- DVD cover
- Directed by: Michael Feifer
- Written by: Ellis Walker
- Produced by: Michael Feifer
- Starring: Adam Fortin; Cherish Lee; Brent Fidler; Benjamin Pitts;
- Cinematography: Jeffrey D. Smith
- Edited by: Adam Severin
- Music by: Dennis Smith
- Production company: MRG Entertainment
- Distributed by: DeA Planeta Home Entertainment; MRG Entertainment; Maple Pictures;
- Release dates: January 16, 2007 (US); April 18, 2007 (Spain); November 12, 2007 (Japan);
- Running time: 82 minutes
- Country: United States
- Language: English
- Budget: $1,000,000 (estimated)

= Grim Reaper (film) =

Grim Reaper is a 2007 slasher film directed by Michael Feifer, which stars Cherish Lee, Brent Fidler, Benjamin Pitts, and Adam Fortin as the title character.

==Plot==
Stripper Rachel is hit by a cab but survives in the emergency room of a hospital. However, she sees Death chasing her, but she does not succeed in convincing the nurses. She is drugged and wakes up in St. Joseph, a mental hospital administrated by Dr. Brown. She finds five other inmates that had a near death experience and also claim that Death is coming for them, but Dr. Brown tells them that they are subject of a mass hypnosis experiment. Meanwhile, Rachel's boyfriend and student of medicine Liam seeks her nearby the night-club. While trying to escape from the facility, Rachel discloses the truth about Dr. Brown and St. Joseph.

==Cast==
- Cherish Lee as Rachel
- Brent Fidler as Dr. Brown
- Benjamin Pitts as Liam
- Adam Fortin as the Grim Reaper
- Nick Mathis as Nick
- Rebekah Brandes as Katie
- Turiya Dawn as Tia
- Peter Bisson as Pete
- Mike Korich as Stuart
- James C. Burns as Homeless Man
- Caia Coley as Karen
- Jay Wilkins as Paramedic
- Serdar Kalsin	as Cab Driver
- Alice Ensor as Nurse Hill
- J.D. Head as Bubba

==Release==
The film was released direct-to-video in Canada and the United States on January 16, 2007, by Maple Pictures and Lionsgate respectively.

==Reception==
Critical reception for the film has been negative.

Christopher Armstead from Film Critics United.com gave the film a negative review criticizing the film's poor execution, calling it "dull" and 'slow moving'.

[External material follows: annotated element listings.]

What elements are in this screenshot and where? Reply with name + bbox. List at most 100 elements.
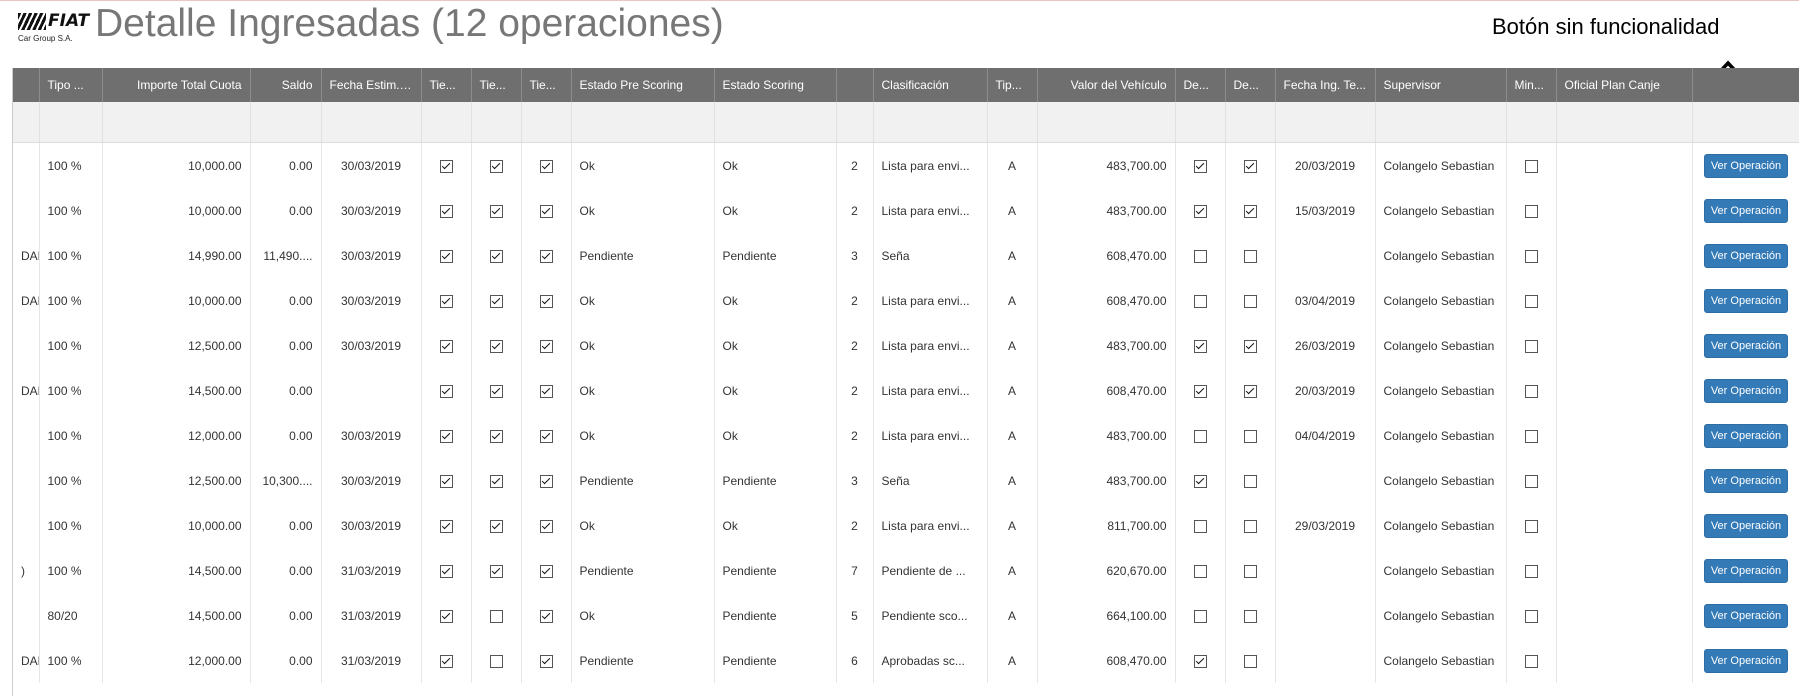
checkbox[interactable] (489, 609, 503, 623)
checkbox[interactable] (1524, 519, 1538, 533)
checkbox[interactable] (539, 564, 553, 578)
column-header[interactable]: Oficial Plan Canje (1556, 68, 1693, 102)
column-header[interactable]: De... (1225, 68, 1276, 102)
checkbox[interactable] (489, 564, 503, 578)
column-header[interactable]: Tip... (987, 68, 1038, 102)
checkbox[interactable] (1243, 564, 1257, 578)
checkbox[interactable] (1243, 159, 1257, 173)
checkbox[interactable] (539, 249, 553, 263)
ver-operacion-button[interactable]: Ver Operación (1703, 198, 1789, 223)
column-header[interactable] (836, 68, 874, 102)
checkbox[interactable] (1193, 519, 1207, 533)
checkbox[interactable] (1193, 609, 1207, 623)
checkbox[interactable] (439, 429, 453, 443)
ver-operacion-button[interactable]: Ver Operación (1703, 558, 1789, 583)
column-header[interactable]: Fecha Ing. Te... (1275, 68, 1376, 102)
checkbox[interactable] (489, 429, 503, 443)
checkbox[interactable] (1243, 429, 1257, 443)
column-header[interactable]: Tie... (421, 68, 472, 102)
ver-operacion-button[interactable]: Ver Operación (1703, 648, 1789, 673)
ver-operacion-button[interactable]: Ver Operación (1703, 423, 1789, 448)
checkbox[interactable] (539, 474, 553, 488)
checkbox[interactable] (439, 519, 453, 533)
filter-cell[interactable] (39, 102, 103, 143)
checkbox[interactable] (1524, 474, 1538, 488)
column-header[interactable]: Tipo ... (39, 68, 103, 102)
checkbox[interactable] (439, 204, 453, 218)
filter-cell[interactable] (571, 102, 715, 143)
checkbox[interactable] (1524, 564, 1538, 578)
checkbox[interactable] (1193, 159, 1207, 173)
checkbox[interactable] (539, 654, 553, 668)
filter-cell[interactable] (1225, 102, 1276, 143)
filter-cell[interactable] (873, 102, 988, 143)
checkbox[interactable] (1524, 339, 1538, 353)
checkbox[interactable] (1193, 384, 1207, 398)
column-header[interactable]: Valor del Vehículo (1037, 68, 1176, 102)
column-header[interactable]: Supervisor (1375, 68, 1507, 102)
checkbox[interactable] (1193, 429, 1207, 443)
filter-cell[interactable] (1506, 102, 1557, 143)
checkbox[interactable] (439, 474, 453, 488)
filter-cell[interactable] (471, 102, 522, 143)
column-header[interactable]: Fecha Estim. ... (321, 68, 422, 102)
checkbox[interactable] (1524, 609, 1538, 623)
checkbox[interactable] (1243, 474, 1257, 488)
column-header[interactable]: Estado Pre Scoring (571, 68, 715, 102)
checkbox[interactable] (1193, 204, 1207, 218)
filter-cell[interactable] (1375, 102, 1507, 143)
filter-cell[interactable] (836, 102, 874, 143)
column-header[interactable]: Tie... (471, 68, 522, 102)
column-header[interactable]: De... (1175, 68, 1226, 102)
checkbox[interactable] (1243, 339, 1257, 353)
checkbox[interactable] (1524, 654, 1538, 668)
checkbox[interactable] (489, 654, 503, 668)
checkbox[interactable] (539, 159, 553, 173)
filter-cell[interactable] (321, 102, 422, 143)
checkbox[interactable] (489, 474, 503, 488)
column-header[interactable]: Estado Scoring (714, 68, 837, 102)
column-header[interactable]: Saldo (250, 68, 322, 102)
checkbox[interactable] (539, 429, 553, 443)
filter-cell[interactable] (987, 102, 1038, 143)
checkbox[interactable] (1193, 654, 1207, 668)
column-header[interactable]: Min... (1506, 68, 1557, 102)
checkbox[interactable] (439, 159, 453, 173)
checkbox[interactable] (1524, 384, 1538, 398)
checkbox[interactable] (439, 294, 453, 308)
filter-cell[interactable] (521, 102, 572, 143)
checkbox[interactable] (489, 204, 503, 218)
checkbox[interactable] (1243, 654, 1257, 668)
checkbox[interactable] (439, 249, 453, 263)
checkbox[interactable] (1193, 339, 1207, 353)
filter-cell[interactable] (1275, 102, 1376, 143)
ver-operacion-button[interactable]: Ver Operación (1703, 153, 1789, 178)
checkbox[interactable] (539, 339, 553, 353)
filter-cell[interactable] (1556, 102, 1693, 143)
checkbox[interactable] (439, 564, 453, 578)
checkbox[interactable] (539, 204, 553, 218)
checkbox[interactable] (439, 609, 453, 623)
ver-operacion-button[interactable]: Ver Operación (1703, 468, 1789, 493)
checkbox[interactable] (439, 384, 453, 398)
column-header[interactable]: Importe Total Cuota (102, 68, 251, 102)
checkbox[interactable] (539, 294, 553, 308)
checkbox[interactable] (1243, 609, 1257, 623)
checkbox[interactable] (539, 384, 553, 398)
ver-operacion-button[interactable]: Ver Operación (1703, 333, 1789, 358)
checkbox[interactable] (1243, 204, 1257, 218)
checkbox[interactable] (489, 384, 503, 398)
filter-cell[interactable] (13, 102, 40, 143)
ver-operacion-button[interactable]: Ver Operación (1703, 603, 1789, 628)
ver-operacion-button[interactable]: Ver Operación (1703, 378, 1789, 403)
column-header[interactable] (1692, 68, 1799, 102)
filter-cell[interactable] (250, 102, 322, 143)
filter-cell[interactable] (714, 102, 837, 143)
checkbox[interactable] (539, 519, 553, 533)
checkbox[interactable] (1524, 429, 1538, 443)
checkbox[interactable] (1524, 159, 1538, 173)
checkbox[interactable] (1193, 249, 1207, 263)
filter-cell[interactable] (1175, 102, 1226, 143)
checkbox[interactable] (539, 609, 553, 623)
checkbox[interactable] (1524, 204, 1538, 218)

Rick L. Blalock from Terror Hook.com awarded the film a score of 2 / 10 stating, "Well, I can't say I am surprised by how much I didn't like this film - I kind of expected it but was hoping for the best. This film to be honest is one slasher film I found myself bored with rather quickly".

Absolute Horror awarded the film a score of 2 / 4, stating, "Sadly, what really might have saved GRIM REAPER and its vaguely original idea was some good execution, something in very short supply here".